Не стану, впрочем, забегать вперед. Мне еще следует остановиться на второй моей встрече с Фокиным. Именно тогда он, властитель шугаевский, кинул мне вещее слово и как бы предупредил меня о готовившемся нападении в будущем.
Началась мировая война, завод перешел на работу по обороне. Где-то там, на границах, лилась кровь, город наш пел, пил, веселился, прибыли заводчика Фокина сказочно росли, по цехам устанавливались порядки, которым позавидовала бы тюрьма.
И вот разразилась стачка. Мы предъявили Фокину требования. С ответом он медлил, усилил охрану: заводской полицейский надзиратель, прозванный нами Ванькою-Каином, располагал теперь, помимо своих людей, еще и отрядом конных, вооруженных до зубов, стражников.
Стачечный комитет нервничал, толковали по цехам о близких арестах, об отправке стачечников на фронт. Верный своим приемам борьбы, Виктор Силыч попытался расколоть наш лагерь, заронить в наши ряды взаимное недоверие, подкупить слабых и темных, запугать неподкупных. И среди всех своих ухищрений он прибег к помощи грязных слухов, направленных против главарей стачки. Так, в ответ на сочиненную нами от имени РСДРП прокламацию, люди Фокина пустили по заводу подметные письма. В них большевик Вагин, учитель наш, именовался чужеземным шпионом, Кронид Дементьев, казначей стачечной кассы, обвинялся в хищениях кровных рабочих грошей. Не осталась без внимания и Аннушка Рудакова, изрядно намозолившая глаза охране своими хлопотами в слободе, среди рабочих семей. В одном из своих посланий «доброжелатели», ссылаясь на стариков, утверждали, будто она, Рудакова, произошла на свет благодаря сожительству ее матушки, листопрокатчицы, с Ванькою-Каином, причем правдоподобности ради «старики» намекали о «насильной любви» полицейского живоглота.
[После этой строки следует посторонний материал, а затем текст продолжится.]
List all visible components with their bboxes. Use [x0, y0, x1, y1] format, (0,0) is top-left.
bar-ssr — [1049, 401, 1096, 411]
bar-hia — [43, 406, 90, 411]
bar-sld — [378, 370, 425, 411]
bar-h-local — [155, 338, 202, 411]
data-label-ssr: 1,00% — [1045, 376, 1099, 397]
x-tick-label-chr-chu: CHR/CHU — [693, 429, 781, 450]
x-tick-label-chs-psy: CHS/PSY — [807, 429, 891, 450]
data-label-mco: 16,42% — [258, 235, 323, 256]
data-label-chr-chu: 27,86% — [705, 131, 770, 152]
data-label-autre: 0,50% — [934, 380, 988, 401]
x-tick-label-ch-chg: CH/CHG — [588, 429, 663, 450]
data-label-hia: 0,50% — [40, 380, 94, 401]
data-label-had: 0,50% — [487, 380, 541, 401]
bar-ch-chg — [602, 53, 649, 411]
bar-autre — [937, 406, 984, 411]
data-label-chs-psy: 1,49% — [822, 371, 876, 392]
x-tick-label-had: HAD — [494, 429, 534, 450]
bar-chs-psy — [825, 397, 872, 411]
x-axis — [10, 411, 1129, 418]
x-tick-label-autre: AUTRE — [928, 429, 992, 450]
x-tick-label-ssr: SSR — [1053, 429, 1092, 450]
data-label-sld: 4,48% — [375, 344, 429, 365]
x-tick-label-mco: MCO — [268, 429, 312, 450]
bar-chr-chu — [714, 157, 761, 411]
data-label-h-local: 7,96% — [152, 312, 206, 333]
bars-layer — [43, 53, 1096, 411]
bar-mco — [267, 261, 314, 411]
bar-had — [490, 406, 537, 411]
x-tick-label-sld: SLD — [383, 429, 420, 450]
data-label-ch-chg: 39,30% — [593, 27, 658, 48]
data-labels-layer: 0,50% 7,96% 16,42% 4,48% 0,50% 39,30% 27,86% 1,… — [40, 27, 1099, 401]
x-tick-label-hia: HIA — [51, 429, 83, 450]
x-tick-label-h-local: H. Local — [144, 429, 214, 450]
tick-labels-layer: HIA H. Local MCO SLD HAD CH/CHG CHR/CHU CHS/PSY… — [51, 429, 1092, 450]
Со свойственной ему легкомысленностью Юшка Дуда подсунул Анне безыменную бумажонку, и я был свидетелем, как близко приняла она к сердцу грязный навет. Вся вспыхнув, с навернувшимися на глаза слезами, молча покинула она тогда нас.
— За родную мать обиделась, — объяснял нам озадаченный Дуда, а я, уничтожающе взглянув на него, прошипел:
— Дурак!
— Дурак и есть, — согласился канатчик, подумал, добавил: — Без отца росла Анна, вот и… выдумывает народец.
Кажется, он сказал это не совсем уверенно, потому что, в конце концов, все могло быть у Фокина, где любой молодой работнице не было прохода от псиных ласк мастеров, десятников, охранников.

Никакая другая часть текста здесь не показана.